Guy Jahan (1929-2024)

Il est des passions artistiques contrariées : Guy Jahan voulait être peintre. Hélas, il n’était pas bienséant qu’un des fils de la famille embrassât un destin aussi aléatoire.

Publié le
Lundi 21 octobre 2024
Par
Claude Bureau

Il est des passions artistiques contrariées : Guy Jahan voulait être peintre. Hélas, il n’était pas bienséant qu’un des fils de la famille embrassât un destin aussi aléatoire. On toléra l’architecture où pouvait s’exercer son talent pour le dessin. Ainsi fut-il admis en 1949 dans l’atelier d’architecture de Pierre Vivien à l’École nationale supérieure des Beaux-arts de Paris pour en sortir en 1961 diplômé et lauréat d’un premier prix de la Chambre syndicale du bois. Après avoir exercé la profession d’architecte1 dans sa propre agence, il devint en 1978 architecte en chef du département des Yvelines puis son conseiller technique jusqu’en 1986. Sa carrière d’architecte diplômé terminée, il s’initia à la gravure dans les ateliers artistiques de la ville de Paris sous la houlette de Claude Breton. Guy Jahan se lança alors avec passion dans l’estampe à une époque où en France elle n’avait plus bonne presse et où l’image figurative n’avait plus les faveurs de la mode, des princes et des marchés de l’art contemporain.
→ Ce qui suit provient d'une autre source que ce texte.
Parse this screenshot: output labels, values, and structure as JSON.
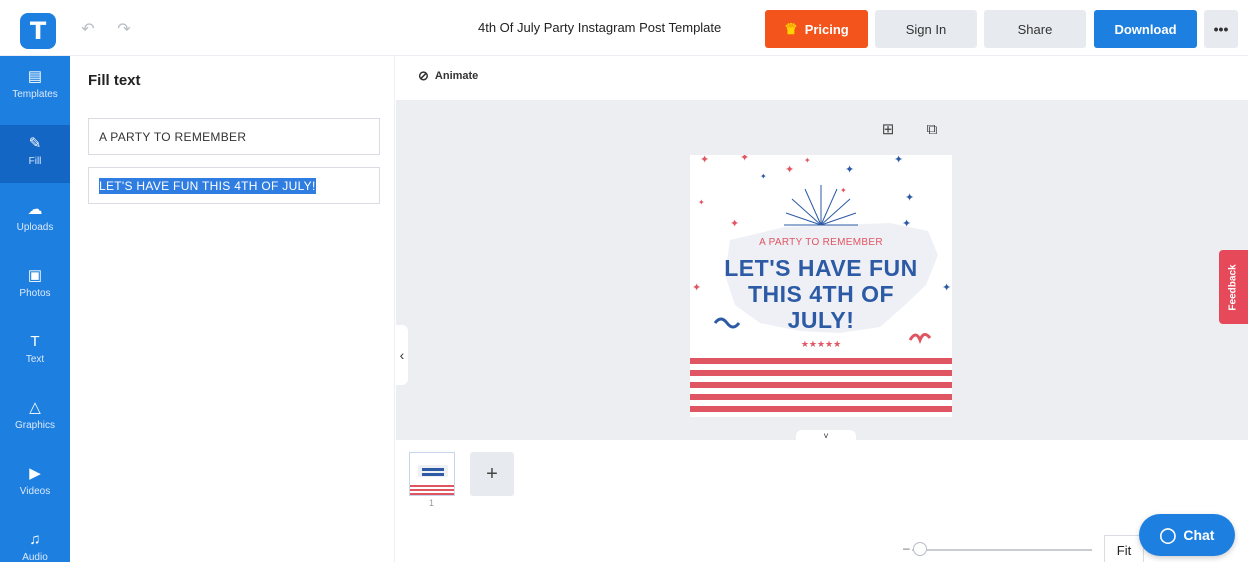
{
  "colors": {
    "brand_blue": "#1d7fe0",
    "pricing_orange": "#f2541b",
    "headline_blue": "#2c5aa5",
    "accent_red": "#e05562",
    "feedback_red": "#e64a5a"
  },
  "header": {
    "logo_letter": "T",
    "undo_icon": "↶",
    "redo_icon": "↷",
    "document_title": "4th Of July Party Instagram Post Template",
    "pricing_label": "Pricing",
    "crown_icon": "♛",
    "signin_label": "Sign In",
    "share_label": "Share",
    "download_label": "Download",
    "more_label": "•••"
  },
  "rail": {
    "items": [
      {
        "label": "Templates",
        "icon": "▤"
      },
      {
        "label": "Fill",
        "icon": "✎"
      },
      {
        "label": "Uploads",
        "icon": "☁"
      },
      {
        "label": "Photos",
        "icon": "▣"
      },
      {
        "label": "Text",
        "icon": "T"
      },
      {
        "label": "Graphics",
        "icon": "△"
      },
      {
        "label": "Videos",
        "icon": "▶"
      },
      {
        "label": "Audio",
        "icon": "♫"
      }
    ]
  },
  "panel": {
    "title": "Fill text",
    "fields": [
      {
        "value": "A PARTY TO REMEMBER"
      },
      {
        "value": "LET'S HAVE FUN THIS 4TH OF JULY!"
      }
    ]
  },
  "toolbar": {
    "animate_label": "Animate",
    "animate_icon": "⊘"
  },
  "canvas": {
    "add_icon": "⊞",
    "copy_icon": "⧉",
    "collapse_icon": "‹",
    "expand_icon": "˅",
    "design": {
      "subtitle": "A PARTY TO REMEMBER",
      "headline": "LET'S HAVE FUN THIS 4TH OF JULY!",
      "stars": "★★★★★"
    }
  },
  "feedback_label": "Feedback",
  "pages": {
    "thumb_number": "1",
    "add_icon": "+"
  },
  "zoom": {
    "minus_icon": "–",
    "fit_label": "Fit"
  },
  "chat": {
    "label": "Chat",
    "icon": "◯"
  }
}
Sans se soucier de cet air du temps, sa détermination et son talent artistique affrontèrent ces défis. Il s’exposait ainsi au rejet de générations d’artistes beaucoup plus jeunes que lui. Pourtant, il sut s’en faire reconnaître et y nouer de solides amitiés2. En effet, les estampes qu’il accrochait aux cimaises de nombreuses expositions collectives, ne laissaient pas indifférent même ceux pour qui le dessin et la figuration n’étaient plus en pointe. Car, il faut le souligner, Guy Jahan dessinait ses estampes, en bravache, en cabochard parfois, têtu sur le cap à suivre malgré les vents contraires en plaisancier à voile expérimenté qu’il était. Dans un siècle où sous prétexte d’innovation et de progrès technologique, voire de nouveaux horizons de l’art « post-quelque-chose » ou « pré-quelque-rien », le dessin a été abandonné comme fondement des arts plastiques au profit de spéculations intellectuelles et d’une rhétorique creuse, ses gravures procèdent primordialement de son dessin. Les unes ne vont pas sans l’autre. Comme sa pratique des chantiers le lui avait appris, la main qui trace et qui grave doit rester la servante d’un grand dessein ou, plus prosaïquement, d’une communication universelle entre les hommes : « un petit croquis vaut mieux qu’un long discours », comme dit le proverbe.

Guy Jahan croquait inlassablement sur le motif, qu’il soit de plein air ou celui d’un nu académique. Il esquissait toujours son sujet de gravure pour le faire advenir ou pour le préciser, avant de se lancer dans son exécution sur la plaque vierge. Sa main exprimait alors, dans le tracé du dessin, l’émotion ressentie, l’accent, le caractère, le volume, la lumière ou l’angoisse de la chose ou de l’être capturé sur la surface plane du papier. Son dessin précis et rigoureux, voire vigoureux, composait ainsi ses images qui ne doivent rien au hasard. Toutefois, sa figuration n’était jamais ce qu’un regard distrait pourrait qualifier de photographique. Au contraire, on y baignait dans une émotivité à fleur de peau, aux aguets de tout ce qui pouvait amplifier le saillant de ce qu’il observait et qu’il nous restituait ainsi sublimé. Il s’agit là d’une figuration subjective où sa personnalité volontaire, sensible et, quelquefois, colérique s’exprimait tout en recréant sans l’affadir le sujet pour lequel il gardait une respectueuse fidélité. Grâce à la maîtrise de son dessin, il en faisait surgir d’évidence la structure fondamentale qui est souvent celée à la commune vision, comme la structure d’un squelette est dissimulée sous la variété des chairs.